Living a nightmare

Here’s a little something for you to think about.

If a person is afraid of swimming in wavy water, and if they are in such water for 20-30 minutes, its like living a nightmare for the duration of the swim.

Think about that… think about living your fear.  And not a fear of spiders where you see the spider and run away and your fear is gone.  Or being afraid of heights and being up on a ladder for a few minutes and then getting back down.  No, think about living that fear for almost 30 minutes.

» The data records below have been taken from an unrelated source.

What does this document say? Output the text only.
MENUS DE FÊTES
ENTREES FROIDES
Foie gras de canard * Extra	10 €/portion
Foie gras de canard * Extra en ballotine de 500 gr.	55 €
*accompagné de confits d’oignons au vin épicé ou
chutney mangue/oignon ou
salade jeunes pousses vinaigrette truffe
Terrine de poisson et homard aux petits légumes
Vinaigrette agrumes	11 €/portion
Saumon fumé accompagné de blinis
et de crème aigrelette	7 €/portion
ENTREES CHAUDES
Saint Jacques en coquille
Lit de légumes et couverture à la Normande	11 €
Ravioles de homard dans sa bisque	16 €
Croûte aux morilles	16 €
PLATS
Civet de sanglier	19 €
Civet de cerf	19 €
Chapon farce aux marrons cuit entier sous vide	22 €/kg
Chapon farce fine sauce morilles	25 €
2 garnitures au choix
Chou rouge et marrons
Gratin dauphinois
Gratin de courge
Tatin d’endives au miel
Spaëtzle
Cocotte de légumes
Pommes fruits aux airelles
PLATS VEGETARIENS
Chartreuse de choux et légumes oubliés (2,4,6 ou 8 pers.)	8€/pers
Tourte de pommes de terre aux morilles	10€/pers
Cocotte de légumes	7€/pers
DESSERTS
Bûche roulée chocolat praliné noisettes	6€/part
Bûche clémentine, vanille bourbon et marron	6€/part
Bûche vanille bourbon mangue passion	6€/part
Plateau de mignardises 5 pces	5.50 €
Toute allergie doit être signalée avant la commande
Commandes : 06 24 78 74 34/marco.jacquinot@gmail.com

And this fear, isn’t a physical fear, where the minute you start doing it, your fear subsides.  No, it’s internal and nothing you do or say can counter it.

It’s irrational.

It’s exhausting.

It’s anxiety.

It’s panic.

It’s an elevated heart rate.

It’s every fiber of your body telling you to stop.

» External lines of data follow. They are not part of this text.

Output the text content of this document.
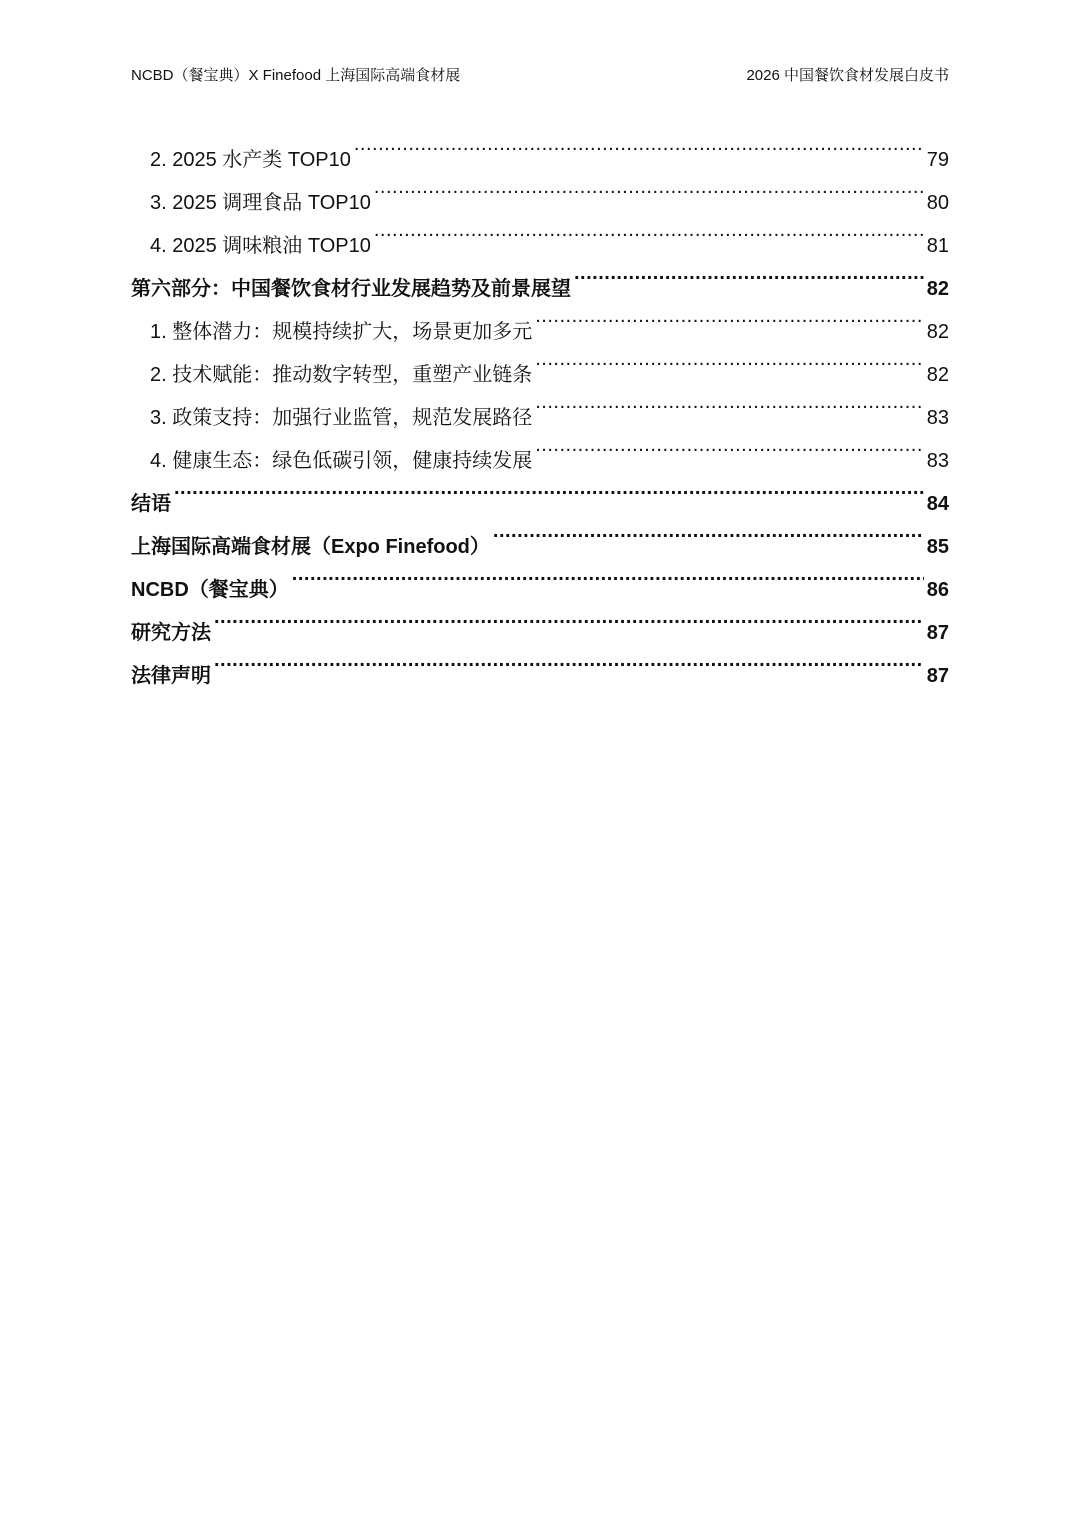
NCBD（餐宝典）X Finefood 上海国际高端食材展	2026 中国餐饮食材发展白皮书
2. 2025 水产类 TOP10 .....	79
3. 2025 调理食品 TOP10 .....	80
4. 2025 调味粮油 TOP10 .....	81
第六部分：中国餐饮食材行业发展趋势及前景展望 .....	82
1. 整体潜力：规模持续扩大，场景更加多元 .....	82
2. 技术赋能：推动数字转型，重塑产业链条 .....	82
3. 政策支持：加强行业监管，规范发展路径 .....	83
4. 健康生态：绿色低碳引领，健康持续发展 .....	83
结语 .....	84
上海国际高端食材展（Expo Finefood） .....	85
NCBD（餐宝典） .....	86
研究方法 .....	87
法律声明 .....	87
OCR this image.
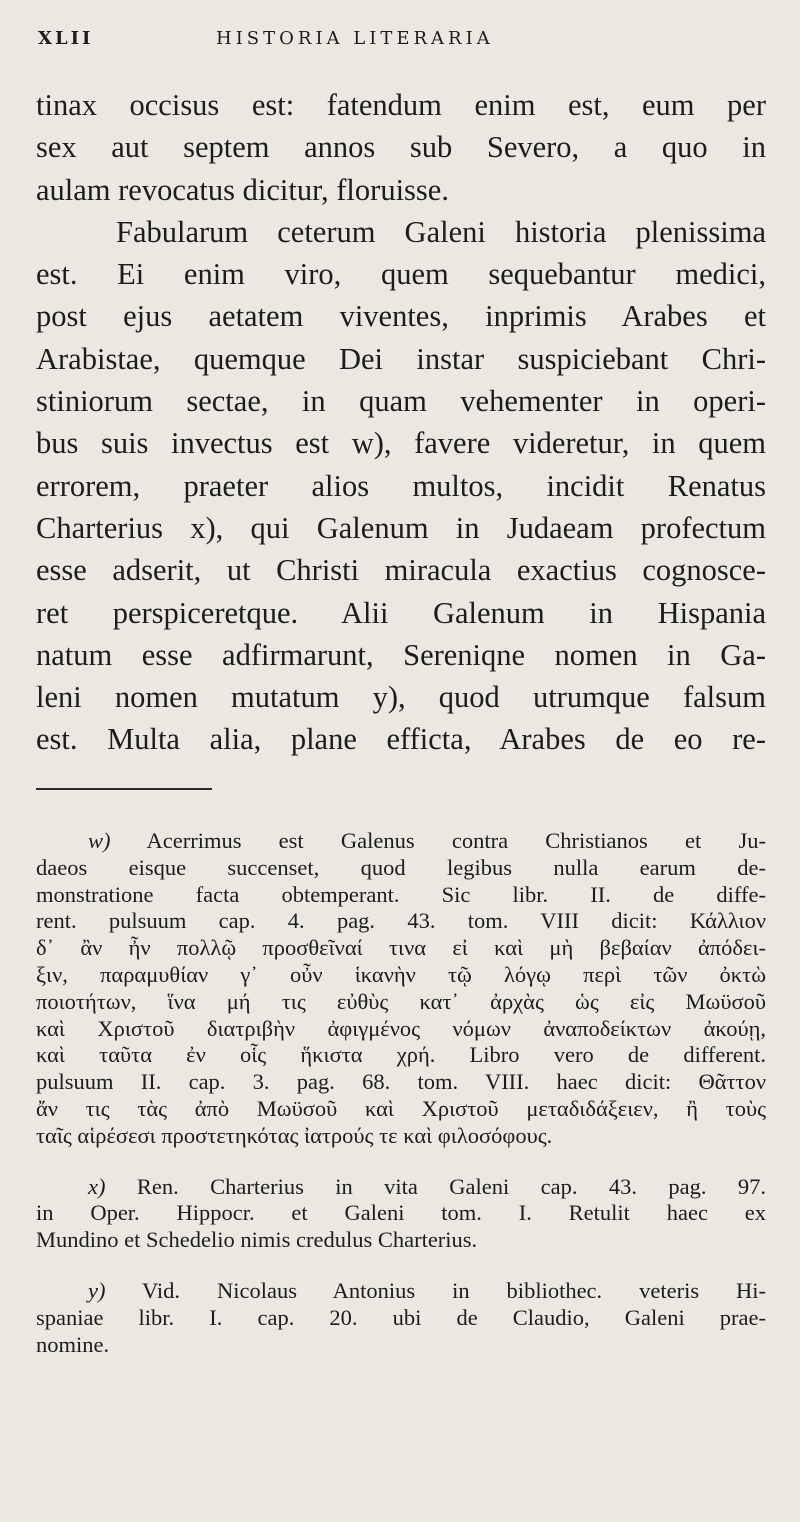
XLII	HISTORIA LITERARIA
tinax occisus est: fatendum enim est, eum per
sex aut septem annos sub Severo, a quo in
aulam revocatus dicitur, floruisse.
Fabularum ceterum Galeni historia plenissima
est. Ei enim viro, quem sequebantur medici,
post ejus aetatem viventes, inprimis Arabes et
Arabistae, quemque Dei instar suspiciebant Chri-
stiniorum sectae, in quam vehementer in operi-
bus suis invectus est w), favere videretur, in quem
errorem, praeter alios multos, incidit Renatus
Charterius x), qui Galenum in Judaeam profectum
esse adserit, ut Christi miracula exactius cognosce-
ret perspiceretque. Alii Galenum in Hispania
natum esse adfirmarunt, Sereniqne nomen in Ga-
leni nomen mutatum y), quod utrumque falsum
est. Multa alia, plane efficta, Arabes de eo re-
w) Acerrimus est Galenus contra Christianos et Ju-
daeos eisque succenset, quod legibus nulla earum de-
monstratione facta obtemperant. Sic libr. II. de diffe-
rent. pulsuum cap. 4. pag. 43. tom. VIII dicit: Κάλλιον
δ᾽ ἂν ἦν πολλῷ προσθεῖναί τινα εἰ καὶ μὴ βεβαίαν ἀπόδει-
ξιν, παραμυθίαν γ᾽ οὖν ἱκανὴν τῷ λόγῳ περὶ τῶν ὀκτὼ
ποιοτήτων, ἵνα μή τις εὐθὺς κατ᾽ ἀρχὰς ὡς εἰς Μωϋσοῦ
καὶ Χριστοῦ διατριβὴν ἀφιγμένος νόμων ἀναποδείκτων ἀκούῃ,
καὶ ταῦτα ἐν οἷς ἥκιστα χρή. Libro vero de different.
pulsuum II. cap. 3. pag. 68. tom. VIII. haec dicit: Θᾶττον
ἄν τις τὰς ἀπὸ Μωϋσοῦ καὶ Χριστοῦ μεταδιδάξειεν, ἢ τοὺς
ταῖς αἱρέσεσι προστετηκότας ἰατρούς τε καὶ φιλοσόφους.
x) Ren. Charterius in vita Galeni cap. 43. pag. 97.
in Oper. Hippocr. et Galeni tom. I. Retulit haec ex
Mundino et Schedelio nimis credulus Charterius.
y) Vid. Nicolaus Antonius in bibliothec. veteris Hi-
spaniae libr. I. cap. 20. ubi de Claudio, Galeni prae-
nomine.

It’s the demons in your head getting louder and louder.

That’s what it’s like for me swimming.  And while I’m getting more comfortable swimming, open water – and especially swimming with swells – is down right fear-inducing.  So while I may do it, it’s not easy and it’s not fun and everything about it sucks.  And when I get done doing it, I don’t feel a sense of pride or a sense of relief.  I’m too numb to enjoy being done.  I just spent almost 30 minutes “on high alert” and it takes time to physically and mentally come down from that.

So while I can swim from Point A to Point B, and it may look like I’m doing well or swimming just fine… make no mistakes, there’s nothing fine about me.

[And if you haven’t already guessed, I did an open water swim this weekend that contained some baby swells.  And it was a long, long 25 minutes in the water. But I did it.  And no, I didn’t feel good when it was done.]